X_test[:, 3:] = sc.transform(X_test[:, 3:])

In [679]:
print(X_train)

[[0.0 0.0 1.0 -0.19159184384578545 -1.0781259408412425]
 [0.0 1.0 0.0 -0.014117293757057777 -0.07013167641635372]
 [1.0 0.0 0.0 0.566708506533324 0.633562432710455]
 [0.0 0.0 1.0 -0.30453019390224867 -0.30786617274297867]
 [0.0 0.0 1.0 -1.9018011447007988 -1.420463615551582]
 [1.0 0.0 0.0 1.1475343068237058 1.232653363453549]
 [0.0 1.0 0.0 1.4379472069688968 1.5749910381638885]
 [1.0 0.0 0.0 -0.7401495441200351 -0.5646194287757332]]


In [680]:
print(X_test)

[[0.0 1.0 0.0 -1.4661817944830124 -0.9069571034860727]
 [1.0 0.0 0.0 -0.44973664397484414 0.2056403393225306]]


### Practice

In [681]:
from sklearn.preprocessing import StandardScaler
sc = StandardScaler()
values = np.array([1, 2, 3, 4, 5])
values = values.reshape(len(values), 1)
sc.fit_transform(values)

array([[-1.41421356],
       [-0.70710678],
       [ 0.        ],
       [ 0.70710678],
       [ 1.41421356]])

In [682]:
values = np.array([1, 2, 3, 4, 5])
mean = values.mean()
std = values.std()
print("mean:",mean)
print("std:",std)
scaled_values = [(v - mean)/std for v in values]
print("scaled_values:",scaled_values)

mean: 3.0
std: 1.4142135623730951
scaled_values: [-1.414213562373095, -0.7071067811865475, 0.0, 0.7071067811865475, 1.414213562373095]


In [684]:
def custom_scaler(values: np.ndarray):
    mean = values.mean()
    std = values.std()
    scaled_values = [(v - mean)/std for v in values]
    return [scaled_values, mean, std]


print(custom_scaler(np.array([1, 2, 3, 4, 5])))
print("X_train_before_scaling:", X_train_before_scaling)
scaled_values, mean, std = custom_scaler(X_train_before_scaling[:, 3])
print(scaled_values)
print(X_train)

print([(v - mean)/std for v in X_test_before_scaling[:, 3]])
print(X_test)


[[-1.414213562373095, -0.7071067811865475, 0.0, 0.7071067811865475, 1.414213562373095], 3.0, 1.4142135623730951]
X_train_before_scaling: [[0.0 0.0 1.0 38.77777777777778 52000.0]
 [0.0 1.0 0.0 40.0 63777.77777777778]
 [1.0 0.0 0.0 44.0 72000.0]
 [0.0 0.0 1.0 38.0 61000.0]
 [0.0 0.0 1.0 27.0 48000.0]
 [1.0 0.0 0.0 48.0 79000.0]
 [0.0 1.0 0.0 50.0 83000.0]
 [1.0 0.0 0.0 35.0 58000.0]]
[-0.19159184384578545, -0.014117293757057777, 0.566708506533324, -0.30453019390224867, -1.9018011447007988, 1.1475343068237058, 1.4379472069688968, -0.7401495441200351]
[[0.0 0.0 1.0 -0.19159184384578545 -1.0781259408412425]
 [0.0 1.0 0.0 -0.014117293757057777 -0.07013167641635372]
 [1.0 0.0 0.0 0.566708506533324 0.633562432710455]
 [0.0 0.0 1.0 -0.30453019390224867 -0.30786617274297867]
 [0.0 0.0 1.0 -1.9018011447007988 -1.420463615551582]
 [1.0 0.0 0.0 1.1475343068237058 1.232653363453549]
 [0.0 1.0 0.0 1.4379472069688968 1.5749910381638885]
 [1.0 0.0 0.0 -0.7401495441200351 -0.5646194287757332]]
[-1.46618

## Why Splitting before Feature Scaling

the test set is supposed to be a brand new set on which you're going to evaluate machine learning model. 

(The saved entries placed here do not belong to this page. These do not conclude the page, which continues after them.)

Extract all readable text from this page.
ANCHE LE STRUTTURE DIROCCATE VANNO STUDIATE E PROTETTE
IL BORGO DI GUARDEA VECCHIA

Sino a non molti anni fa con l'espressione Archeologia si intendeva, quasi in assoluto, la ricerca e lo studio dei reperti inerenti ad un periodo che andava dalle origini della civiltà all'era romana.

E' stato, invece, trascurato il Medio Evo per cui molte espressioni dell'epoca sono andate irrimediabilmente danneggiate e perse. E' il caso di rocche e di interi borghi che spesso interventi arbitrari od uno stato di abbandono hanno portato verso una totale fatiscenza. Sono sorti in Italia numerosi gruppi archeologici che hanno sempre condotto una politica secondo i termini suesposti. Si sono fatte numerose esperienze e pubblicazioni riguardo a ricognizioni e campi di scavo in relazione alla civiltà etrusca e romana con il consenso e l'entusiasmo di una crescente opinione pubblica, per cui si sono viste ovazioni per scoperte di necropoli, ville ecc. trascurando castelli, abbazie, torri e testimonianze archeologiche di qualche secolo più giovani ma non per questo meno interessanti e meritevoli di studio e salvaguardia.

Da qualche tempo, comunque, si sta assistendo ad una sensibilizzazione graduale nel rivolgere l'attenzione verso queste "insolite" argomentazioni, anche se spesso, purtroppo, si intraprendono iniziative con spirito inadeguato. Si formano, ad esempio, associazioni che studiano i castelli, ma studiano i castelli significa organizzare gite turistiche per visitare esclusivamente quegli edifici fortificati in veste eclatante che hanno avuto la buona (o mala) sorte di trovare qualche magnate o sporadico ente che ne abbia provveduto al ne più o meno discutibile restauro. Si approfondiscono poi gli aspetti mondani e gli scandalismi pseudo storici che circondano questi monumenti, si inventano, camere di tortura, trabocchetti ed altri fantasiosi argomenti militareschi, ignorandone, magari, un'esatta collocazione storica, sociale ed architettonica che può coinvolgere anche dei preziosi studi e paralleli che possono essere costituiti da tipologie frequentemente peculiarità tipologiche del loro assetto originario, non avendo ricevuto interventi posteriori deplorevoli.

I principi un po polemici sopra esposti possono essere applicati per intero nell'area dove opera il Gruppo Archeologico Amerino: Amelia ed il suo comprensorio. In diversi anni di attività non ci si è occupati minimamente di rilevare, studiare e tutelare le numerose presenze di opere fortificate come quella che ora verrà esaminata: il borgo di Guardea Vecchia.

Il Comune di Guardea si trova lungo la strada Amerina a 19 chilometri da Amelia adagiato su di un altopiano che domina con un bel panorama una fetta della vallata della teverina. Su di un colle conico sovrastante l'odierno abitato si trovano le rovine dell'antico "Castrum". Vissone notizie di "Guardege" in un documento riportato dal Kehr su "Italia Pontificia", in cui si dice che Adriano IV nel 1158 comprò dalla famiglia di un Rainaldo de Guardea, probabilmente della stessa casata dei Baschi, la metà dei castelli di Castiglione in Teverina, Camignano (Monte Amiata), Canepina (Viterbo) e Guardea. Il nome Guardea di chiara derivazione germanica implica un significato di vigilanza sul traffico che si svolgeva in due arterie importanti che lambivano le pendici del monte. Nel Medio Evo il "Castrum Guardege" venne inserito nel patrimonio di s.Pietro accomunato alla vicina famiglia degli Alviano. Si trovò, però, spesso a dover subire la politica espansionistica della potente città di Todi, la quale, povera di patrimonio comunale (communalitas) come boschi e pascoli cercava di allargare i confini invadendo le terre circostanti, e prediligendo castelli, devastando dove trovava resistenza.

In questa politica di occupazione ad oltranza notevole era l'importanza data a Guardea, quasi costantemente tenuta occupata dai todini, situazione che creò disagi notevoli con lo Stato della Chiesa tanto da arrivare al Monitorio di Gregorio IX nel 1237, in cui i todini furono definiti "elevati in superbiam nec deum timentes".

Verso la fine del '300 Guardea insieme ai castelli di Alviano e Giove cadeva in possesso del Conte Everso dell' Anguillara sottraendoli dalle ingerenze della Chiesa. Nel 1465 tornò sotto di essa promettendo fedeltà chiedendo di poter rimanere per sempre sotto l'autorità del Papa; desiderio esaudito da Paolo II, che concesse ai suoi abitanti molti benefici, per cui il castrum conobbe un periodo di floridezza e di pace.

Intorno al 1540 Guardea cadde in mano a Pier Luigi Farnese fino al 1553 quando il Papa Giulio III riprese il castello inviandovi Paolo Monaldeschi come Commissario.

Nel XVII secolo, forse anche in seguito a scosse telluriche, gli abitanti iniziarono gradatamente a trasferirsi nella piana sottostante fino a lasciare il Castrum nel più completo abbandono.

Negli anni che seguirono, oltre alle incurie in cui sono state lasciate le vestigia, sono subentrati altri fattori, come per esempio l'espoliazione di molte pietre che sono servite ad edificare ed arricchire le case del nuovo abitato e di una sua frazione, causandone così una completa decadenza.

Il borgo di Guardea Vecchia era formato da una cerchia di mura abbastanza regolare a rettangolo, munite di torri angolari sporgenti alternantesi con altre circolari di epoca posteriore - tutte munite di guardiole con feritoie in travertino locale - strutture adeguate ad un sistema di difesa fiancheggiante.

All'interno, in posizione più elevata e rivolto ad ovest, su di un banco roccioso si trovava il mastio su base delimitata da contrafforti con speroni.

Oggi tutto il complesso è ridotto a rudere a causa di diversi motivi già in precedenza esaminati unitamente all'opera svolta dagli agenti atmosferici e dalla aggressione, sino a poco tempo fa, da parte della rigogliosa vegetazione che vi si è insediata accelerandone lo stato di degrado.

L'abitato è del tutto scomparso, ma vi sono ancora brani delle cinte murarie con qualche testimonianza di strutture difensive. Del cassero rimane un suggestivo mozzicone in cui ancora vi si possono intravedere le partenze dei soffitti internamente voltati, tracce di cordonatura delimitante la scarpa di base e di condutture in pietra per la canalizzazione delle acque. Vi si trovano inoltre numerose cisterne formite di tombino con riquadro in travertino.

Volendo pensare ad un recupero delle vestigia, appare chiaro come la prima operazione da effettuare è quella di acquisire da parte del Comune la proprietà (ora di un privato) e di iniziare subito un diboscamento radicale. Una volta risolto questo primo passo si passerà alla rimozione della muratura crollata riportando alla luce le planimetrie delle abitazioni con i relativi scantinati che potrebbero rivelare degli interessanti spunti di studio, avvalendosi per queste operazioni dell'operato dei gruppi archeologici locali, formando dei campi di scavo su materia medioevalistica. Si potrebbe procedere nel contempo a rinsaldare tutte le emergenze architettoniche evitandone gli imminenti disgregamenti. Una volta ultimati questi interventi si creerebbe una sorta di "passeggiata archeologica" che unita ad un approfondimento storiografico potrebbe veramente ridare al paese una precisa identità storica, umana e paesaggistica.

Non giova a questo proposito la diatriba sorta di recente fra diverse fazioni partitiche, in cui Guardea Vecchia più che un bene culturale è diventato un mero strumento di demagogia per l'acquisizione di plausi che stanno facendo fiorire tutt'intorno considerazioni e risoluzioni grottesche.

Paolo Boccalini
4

If feature scaling is applied before splitting, then your machine learning model will be training on your test set.

But test set is not supposted to be worked with for the traning, it should remain completely untouched by the model. (should remain completely new to the model so it can be used to determine accuracy of the model)

feature scaling will get the mean and standard deviation of your feature, in order to perform the scaling.

So, if we apply feature scaling before the split, then it will get the mean and the standard deviation of all the values, including the one's in the test set.

So, applying Feature Scaling before Splitting will cause some information leakage on the test set. 

we want our model to be tested on completely new observations.

### Conclusion

you should not apply feature scaling before the split to prevent information leakage on the test set, which you are not supposed to have until the training is done.